Camminavo, e continuavo a camminare e inciampare. Non avevo idea di quanto tempo fosse passato da quando ero scappato, la luce e l'oscurità screziate che filtravano attraverso la foresta si confondevano tutte insieme. Non sapevo dove stessi andando, non mi importava davvero di dove stessi andando. Solo che stavo andando avanti, ma quando la luce stava tornando, le mie gambe tremavano e facevano così male che sembrava che fossero trafitte da milioni di aghi. Il mio stomaco sembrava che si stesse mangiando dall'interno. I tagli e i graffi che avevo bruciavano, erano caldi, rossi e gonfi, le mie costole erano insopportabilmente tenere al tatto, quasi strappandomi urla ad ogni passo che facevo ora.
Inciampavo finché non vidi un masso, che sembrava quasi un tavolo o una sedia nel mezzo di una piccola radura, il sole del mattino splendeva su di esso come un raggio di luce attraverso le cime degli alberi aperte. Mi avvicinai e mi sedetti. Improvvisamente tutto crollò in una volta, e iniziai a piangere, ignorando tutti i miei dolori e le mie sofferenze, piangevo.
Piangevo per mia madre e mio padre, piangevo per loro così forte che ero sicuro che mi avrebbero sentito e sarebbero venuti a trovarmi e a portarmi a casa dove tutto era di nuovo a posto. Ero certo che tutto questo fosse un grande incubo. Un incubo dal quale avevo difficoltà a svegliarmi...
Ero così stanco e piangevo così forte che non mi ero accorto che qualcuno era vicino finché non sentii qualcosa dietro di me. Un fruscio di cespugli nella foresta.
Mi girai così velocemente che quasi caddi dal masso. All'inizio un colpo di paura mi attraversò, pensando che la creatura fosse tornata, che in qualche modo mi avesse seguito attraverso i boschi finché non fossi stato troppo stanco e esausto per fare altro se non aspettare la morte.

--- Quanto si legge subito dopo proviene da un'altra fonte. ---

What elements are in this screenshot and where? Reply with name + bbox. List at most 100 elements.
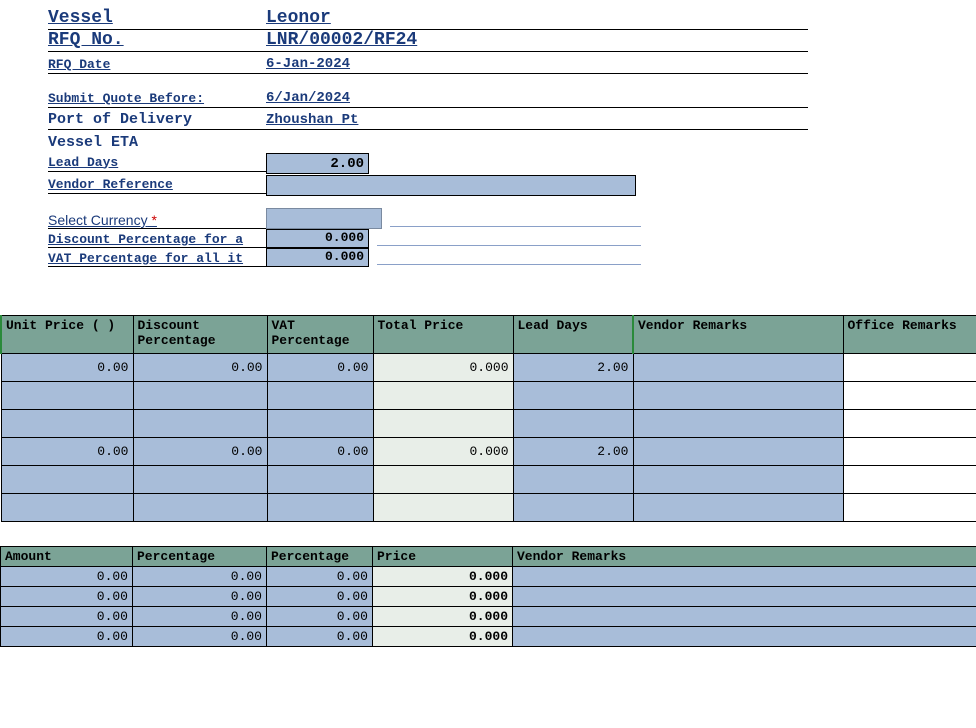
port-label: Port of Delivery — [48, 111, 266, 129]
cell-lead[interactable]: 2.00 — [513, 438, 633, 466]
cell-disc[interactable]: 0.00 — [133, 438, 267, 466]
cell-total — [373, 410, 513, 438]
cell-p1[interactable]: 0.00 — [133, 627, 267, 647]
col-vendor-remarks-2: Vendor Remarks — [513, 547, 976, 567]
cell-amount[interactable]: 0.00 — [1, 567, 133, 587]
cell-price: 0.000 — [373, 587, 513, 607]
cell-unit[interactable] — [1, 494, 133, 522]
cell-disc[interactable] — [133, 494, 267, 522]
col-vat: VAT Percentage — [267, 316, 373, 354]
required-asterisk: * — [151, 212, 156, 228]
col-price: Price — [373, 547, 513, 567]
cell-p2[interactable]: 0.00 — [267, 587, 373, 607]
cell-disc[interactable] — [133, 466, 267, 494]
cell-vr[interactable] — [633, 494, 843, 522]
items-header-row: Unit Price ( ) Discount Percentage VAT P… — [1, 316, 976, 354]
table-row: 0.000.000.000.0002.00 — [1, 438, 976, 466]
cell-disc[interactable] — [133, 382, 267, 410]
vendorref-label: Vendor Reference — [48, 177, 266, 194]
summary-header-row: Amount Percentage Percentage Price Vendo… — [1, 547, 976, 567]
cell-or — [843, 382, 976, 410]
table-row: 0.000.000.000.000 — [1, 567, 976, 587]
cell-vr[interactable] — [633, 354, 843, 382]
cell-or — [843, 410, 976, 438]
cell-price: 0.000 — [373, 627, 513, 647]
table-row — [1, 494, 976, 522]
rfqno-label: RFQ No. — [48, 30, 266, 51]
vendorref-row: Vendor Reference — [48, 174, 808, 196]
submit-before-value: 6/Jan/2024 — [266, 90, 350, 107]
col-unit-price: Unit Price ( ) — [1, 316, 133, 354]
cell-vr[interactable] — [633, 466, 843, 494]
table-row: 0.000.000.000.000 — [1, 627, 976, 647]
cell-vat[interactable] — [267, 494, 373, 522]
discount-row: Discount Percentage for a 0.000 — [48, 229, 641, 248]
cell-vat[interactable]: 0.00 — [267, 438, 373, 466]
cell-total: 0.000 — [373, 438, 513, 466]
cell-lead[interactable] — [513, 382, 633, 410]
cell-vat[interactable] — [267, 410, 373, 438]
cell-unit[interactable] — [1, 382, 133, 410]
cell-vat[interactable] — [267, 382, 373, 410]
leaddays-label: Lead Days — [48, 155, 266, 172]
cell-vr[interactable] — [633, 410, 843, 438]
cell-or — [843, 466, 976, 494]
cell-total: 0.000 — [373, 354, 513, 382]
cell-amount[interactable]: 0.00 — [1, 607, 133, 627]
col-office-remarks: Office Remarks — [843, 316, 976, 354]
cell-p1[interactable]: 0.00 — [133, 567, 267, 587]
cell-unit[interactable]: 0.00 — [1, 438, 133, 466]
rfqno-row: RFQ No. LNR/00002/RF24 — [48, 30, 808, 52]
cell-lead[interactable]: 2.00 — [513, 354, 633, 382]
cell-lead[interactable] — [513, 466, 633, 494]
cell-unit[interactable]: 0.00 — [1, 354, 133, 382]
table-row: 0.000.000.000.000 — [1, 607, 976, 627]
submit-before-row: Submit Quote Before: 6/Jan/2024 — [48, 86, 808, 108]
cell-lead[interactable] — [513, 410, 633, 438]
table-row: 0.000.000.000.000 — [1, 587, 976, 607]
cell-amount[interactable]: 0.00 — [1, 587, 133, 607]
currency-select[interactable] — [266, 208, 382, 229]
cell-p1[interactable]: 0.00 — [133, 607, 267, 627]
cell-vr[interactable] — [513, 627, 976, 647]
col-discount: Discount Percentage — [133, 316, 267, 354]
cell-p2[interactable]: 0.00 — [267, 607, 373, 627]
cell-vr[interactable] — [513, 607, 976, 627]
cell-disc[interactable]: 0.00 — [133, 354, 267, 382]
eta-label: Vessel ETA — [48, 134, 266, 152]
table-row — [1, 410, 976, 438]
discount-label: Discount Percentage for a — [48, 232, 266, 248]
col-total: Total Price — [373, 316, 513, 354]
cell-vr[interactable] — [513, 567, 976, 587]
col-pct1: Percentage — [133, 547, 267, 567]
cell-unit[interactable] — [1, 466, 133, 494]
cell-p2[interactable]: 0.00 — [267, 567, 373, 587]
cell-unit[interactable] — [1, 410, 133, 438]
cell-disc[interactable] — [133, 410, 267, 438]
cell-vat[interactable]: 0.00 — [267, 354, 373, 382]
rfqdate-row: RFQ Date 6-Jan-2024 — [48, 52, 808, 74]
leaddays-input[interactable]: 2.00 — [266, 153, 369, 174]
rfqdate-label: RFQ Date — [48, 57, 266, 73]
cell-p2[interactable]: 0.00 — [267, 627, 373, 647]
cell-vr[interactable] — [633, 438, 843, 466]
summary-table: Amount Percentage Percentage Price Vendo… — [0, 546, 976, 647]
items-table: Unit Price ( ) Discount Percentage VAT P… — [0, 315, 976, 522]
vendorref-input[interactable] — [266, 175, 636, 196]
discount-input[interactable]: 0.000 — [266, 229, 369, 248]
port-value: Zhoushan Pt — [266, 112, 358, 129]
leaddays-row: Lead Days 2.00 — [48, 152, 808, 174]
rfqno-value: LNR/00002/RF24 — [266, 30, 417, 51]
cell-amount[interactable]: 0.00 — [1, 627, 133, 647]
eta-row: Vessel ETA — [48, 130, 808, 152]
vat-row: VAT Percentage for all it 0.000 — [48, 248, 641, 267]
vessel-row: Vessel Leonor — [48, 8, 808, 30]
cell-vr[interactable] — [633, 382, 843, 410]
cell-vat[interactable] — [267, 466, 373, 494]
cell-vr[interactable] — [513, 587, 976, 607]
currency-label: Select Currency * — [48, 212, 266, 229]
cell-lead[interactable] — [513, 494, 633, 522]
cell-price: 0.000 — [373, 567, 513, 587]
cell-p1[interactable]: 0.00 — [133, 587, 267, 607]
vat-input[interactable]: 0.000 — [266, 248, 369, 267]
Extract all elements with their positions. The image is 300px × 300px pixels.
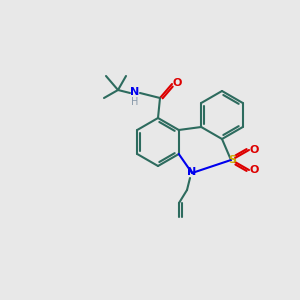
Text: N: N bbox=[188, 167, 196, 177]
Text: S: S bbox=[228, 155, 236, 165]
Text: O: O bbox=[249, 165, 259, 175]
Text: O: O bbox=[172, 78, 182, 88]
Text: O: O bbox=[249, 145, 259, 155]
Text: N: N bbox=[130, 87, 140, 97]
Text: H: H bbox=[131, 97, 139, 107]
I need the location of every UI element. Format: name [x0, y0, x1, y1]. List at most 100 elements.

Non vidi pelle nera come l'inchiostro, né sentii il fetore del respiro marcio, invece un giovane uomo emerse dai cespugli e mi guardò, il suo viso una maschera di sollievo ridente. Era un umano, non un animale o un mostro. Ero così sollevato che caddi in ginocchio sul terreno umido e mi sdraiai su un fianco. Ero esausto. Non avevo nemmeno abbastanza energia per prendere un respiro profondo.
I suoi capelli erano lunghi e scuri, aveva una leggera barba che lo faceva sembrare trasandato, ma i suoi occhi erano grigi e scintillavano di intelligenza e curiosità. Improvvisamente sentii l'urgenza di avvertirlo nel miglior modo possibile, che mia mamma e papà non c'erano più, che qualcosa li aveva mangiati e poteva essere vicino. Che poteva starmi seguendo.
Ma nulla usciva dalla mia bocca, non voleva fare altro che aprire e chiudere le labbra.
In quel momento, finalmente mi sentii di nuovo un po' al sicuro, i miei occhi erano fessure mentre lui si avvicinava lentamente. Il calore del sole del mattino mi batteva dolcemente addosso con un calore confortante. Qualcuno mi aveva trovato, questo era tutto ciò che contava.
Questo era tutto ciò che contava, vero?
Avrebbe dovuto esserlo, ma qualcosa stava tormentando la mia mente annebbiata. Cercando di tirarmi indietro dall'inconscienza, ma alla fine il mio corpo vinse la battaglia e l'oscurità avvolse la mia visione.